Entrepreneurs' Relief - Wider Benefits for Share Schemes
Nobody likes a tax rise, and the increase in capital gains tax (CGT) announced in the 2010 Budget was no exception. However, there was some good news: the retention of Entrepreneurs' Relief and the increase in the lifetime limit to £10 million. And now it seems that the application of the relief to employee share schemes could be wider than first thought.
The normal rates of CGT are now 28%, or 18% for standard rate income tax payers (where the gain doesn't take them into the higher tax bracket). Entrepreneurs' Relief reduces the rate to an effective 10% on the first £10 million of lifetime gains, a massive saving. But the relief is available only to officers or employees of a company who have held at least 5% of a company's share capital, accounting for at least 5% of the voting rights, for a year or more. Update: This is changing in relation to shares acquired under EMIs from April 6th 2012.
At first sight, this would seem to exclude most participants in employee share schemes. Holders of share options, for example in an Enterprise Management Incentive scheme, don't qualify at all since they hold options, not shares. And employees holding shares, for example through a deferred share purchase scheme, won't qualify unless they hold 5 per cent. of their employer's share capital. Most will not.
A closer look at the legislation, however, reveals that the 5% limit refers only to voting shares. The other rights normally attaching to shares, in relation to dividends and capital, are not mentioned. This raises the possibility that employees could be issued with shares having 5% of the voting rights, but very limited rights in other respects. These shares would still count towards the 5% threshold for Entrepreneurs' Relief.

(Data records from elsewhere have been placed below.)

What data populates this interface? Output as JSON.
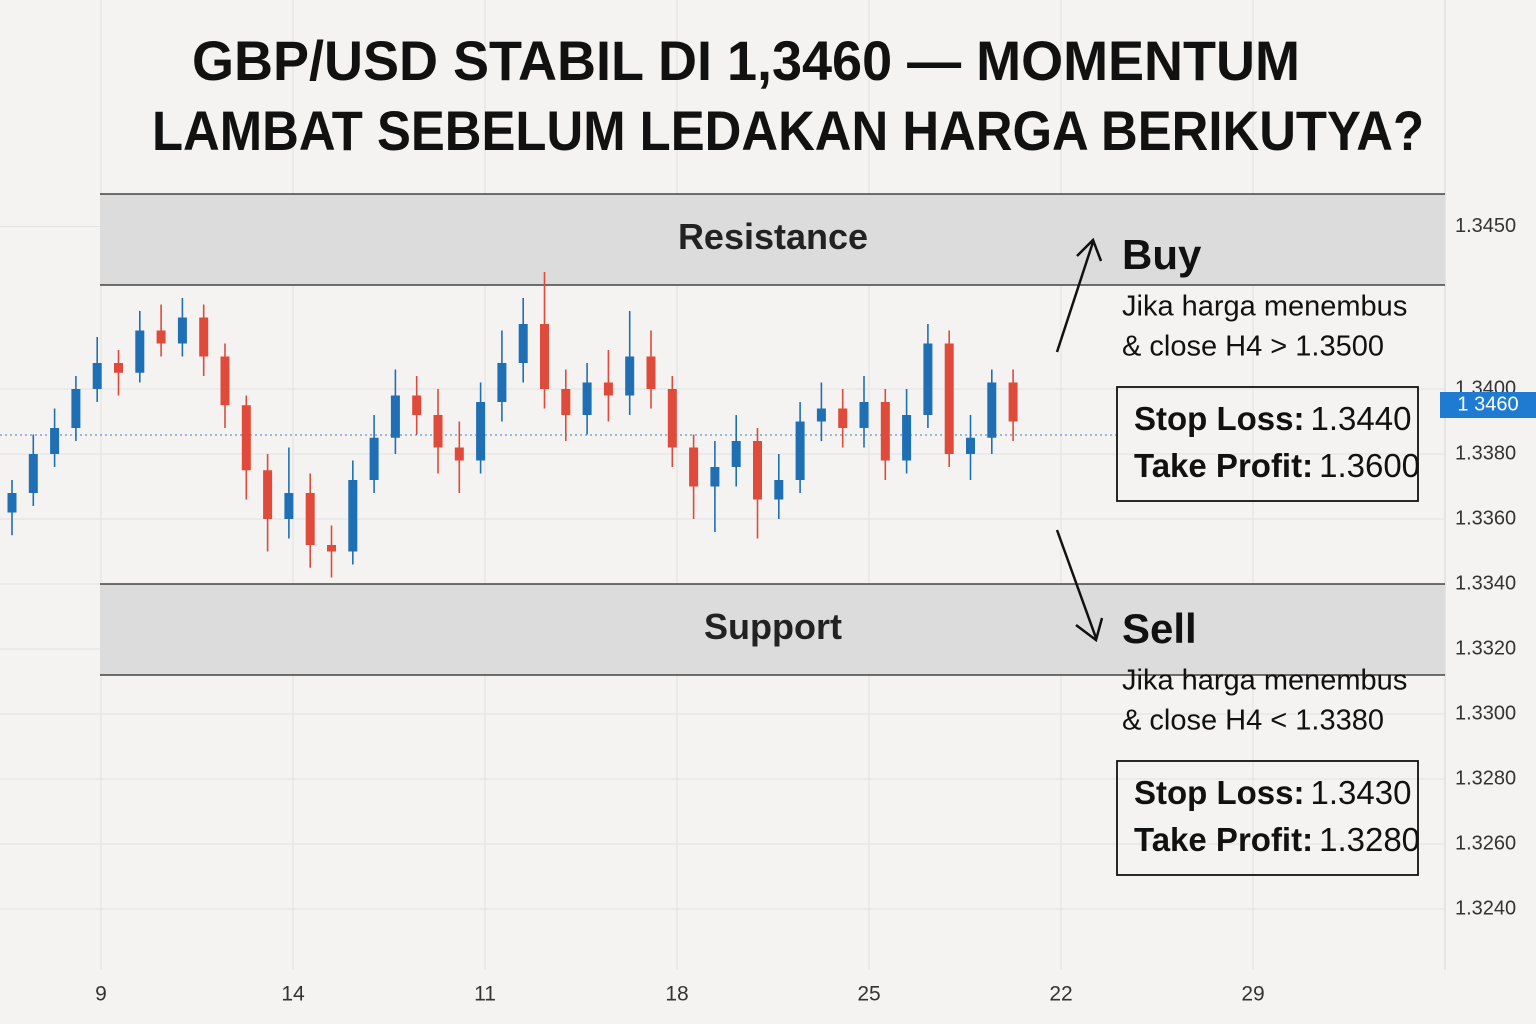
{
  "chart_data": {
    "type": "candlestick",
    "title": [
      "GBP/USD STABIL DI 1,3460 — MOMENTUM",
      "LAMBAT SEBELUM LEDAKAN HARGA BERIKUTYA?"
    ],
    "x_labels": [
      "9",
      "14",
      "11",
      "18",
      "25",
      "22",
      "29"
    ],
    "candles": {
      "open": [
        1.3362,
        1.3368,
        1.338,
        1.3388,
        1.34,
        1.3408,
        1.3405,
        1.3418,
        1.3414,
        1.3422,
        1.341,
        1.3395,
        1.3375,
        1.336,
        1.3368,
        1.3352,
        1.335,
        1.3372,
        1.3385,
        1.3398,
        1.3392,
        1.3382,
        1.3378,
        1.3396,
        1.3408,
        1.342,
        1.34,
        1.3392,
        1.3402,
        1.3398,
        1.341,
        1.34,
        1.3382,
        1.337,
        1.3376,
        1.3384,
        1.3366,
        1.3372,
        1.339,
        1.3394,
        1.3388,
        1.3396,
        1.3378,
        1.3392,
        1.3414,
        1.338,
        1.3385,
        1.3402
      ],
      "high": [
        1.3372,
        1.3386,
        1.3394,
        1.3404,
        1.3416,
        1.3412,
        1.3424,
        1.3426,
        1.3428,
        1.3426,
        1.3414,
        1.3398,
        1.338,
        1.3382,
        1.3374,
        1.3358,
        1.3378,
        1.3392,
        1.3406,
        1.3404,
        1.34,
        1.339,
        1.3402,
        1.3418,
        1.3428,
        1.3436,
        1.3406,
        1.3408,
        1.3412,
        1.3424,
        1.3418,
        1.3404,
        1.3386,
        1.3384,
        1.3392,
        1.3388,
        1.338,
        1.3396,
        1.3402,
        1.34,
        1.3404,
        1.34,
        1.34,
        1.342,
        1.3418,
        1.3392,
        1.3406,
        1.3406
      ],
      "low": [
        1.3355,
        1.3364,
        1.3376,
        1.3384,
        1.3396,
        1.3398,
        1.3402,
        1.341,
        1.341,
        1.3404,
        1.3388,
        1.3366,
        1.335,
        1.3354,
        1.3345,
        1.3342,
        1.3346,
        1.3368,
        1.338,
        1.3386,
        1.3374,
        1.3368,
        1.3374,
        1.339,
        1.3402,
        1.3394,
        1.3384,
        1.3386,
        1.339,
        1.3392,
        1.3394,
        1.3376,
        1.336,
        1.3356,
        1.337,
        1.3354,
        1.336,
        1.3368,
        1.3384,
        1.3382,
        1.3382,
        1.3372,
        1.3374,
        1.3388,
        1.3376,
        1.3372,
        1.338,
        1.3384
      ],
      "close": [
        1.3368,
        1.338,
        1.3388,
        1.34,
        1.3408,
        1.3405,
        1.3418,
        1.3414,
        1.3422,
        1.341,
        1.3395,
        1.3375,
        1.336,
        1.3368,
        1.3352,
        1.335,
        1.3372,
        1.3385,
        1.3398,
        1.3392,
        1.3382,
        1.3378,
        1.3396,
        1.3408,
        1.342,
        1.34,
        1.3392,
        1.3402,
        1.3398,
        1.341,
        1.34,
        1.3382,
        1.337,
        1.3376,
        1.3384,
        1.3366,
        1.3372,
        1.339,
        1.3394,
        1.3388,
        1.3396,
        1.3378,
        1.3392,
        1.3414,
        1.338,
        1.3385,
        1.3402,
        1.339
      ]
    },
    "up_color": "#1f6fb5",
    "down_color": "#e04a3a",
    "ylim": [
      1.322,
      1.346
    ],
    "yticks": [
      {
        "value": 1.345,
        "label": "1.3450"
      },
      {
        "value": 1.34,
        "label": "1.3400"
      },
      {
        "value": 1.338,
        "label": "1.3380"
      },
      {
        "value": 1.336,
        "label": "1.3360"
      },
      {
        "value": 1.334,
        "label": "1.3340"
      },
      {
        "value": 1.332,
        "label": "1.3320"
      },
      {
        "value": 1.33,
        "label": "1.3300"
      },
      {
        "value": 1.328,
        "label": "1.3280"
      },
      {
        "value": 1.326,
        "label": "1.3260"
      },
      {
        "value": 1.324,
        "label": "1.3240"
      }
    ],
    "grid": true,
    "current_price_label": "1 3460",
    "levels": [
      {
        "name": "Resistance",
        "range": [
          1.3432,
          1.346
        ]
      },
      {
        "name": "Support",
        "range": [
          1.3312,
          1.334
        ]
      }
    ],
    "signals": [
      {
        "label": "Buy",
        "condition": [
          "Jika harga menembus",
          "& close H4 > 1.3500"
        ],
        "stop_loss_label": "Stop Loss:",
        "stop_loss": "1.3440",
        "take_profit_label": "Take Profit:",
        "take_profit": "1.3600"
      },
      {
        "label": "Sell",
        "condition": [
          "Jika harga menembus",
          "& close H4 < 1.3380"
        ],
        "stop_loss_label": "Stop Loss:",
        "stop_loss": "1.3430",
        "take_profit_label": "Take Profit:",
        "take_profit": "1.3280"
      }
    ]
  }
}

How could this be used in practice? Let's take the case of option holders, who would normally never qualify. One possibility would be to issue them with shares carrying 5% of the voting rights but with very limited dividend or capital rights. Assuming these shares were held for at least a year, then any shares acquired later through option exercise would also qualify for the relief, even if the latter shares had been held for only a short time between exercise of the option and the share being sold (for example on the sale of the company).
A similar technique could be used to benefit the holders of real shares, as opposed to options, but who hold less than the requisite 5%.
Obviously, even shares with voting rights but very limited other rights would have some residual value. The recipient would have to pay tax on that value, either through PAYE when the shares were received or (if there is no market for the shares) through self-assessment. However, if the value was likely to be significant then the shares could be acquired on deferred terms. This would still provide full beneficial ownership but without the employee having to make a significant up-front cash commitment (for further details on deferred share purchase schemes see here).
Any changes to a company's share capital need to be made carefully - there may be legal, tax and other implications and changes may be needed to any shareholder or subscription agreements. There is also an obvious limit on the number of 5% stakes that can be given out without unacceptable consequences for a company's voting structure. If successive 5% issues are made, the later issues will dilute the earlier ones and possibly cause them to cease to qualify. Finally, it must be recognised that this is a "technical" solution. It is possible that the authorities may decide that the legislation was not intended to work in this way and change the rules. It is also possible that they could make the change retrospective, so that shares issued now would later become ineffective for the purposes of Entrepreneurs' Relief. The costs of issuing the shares (including any tax costs) would however already have been incurred.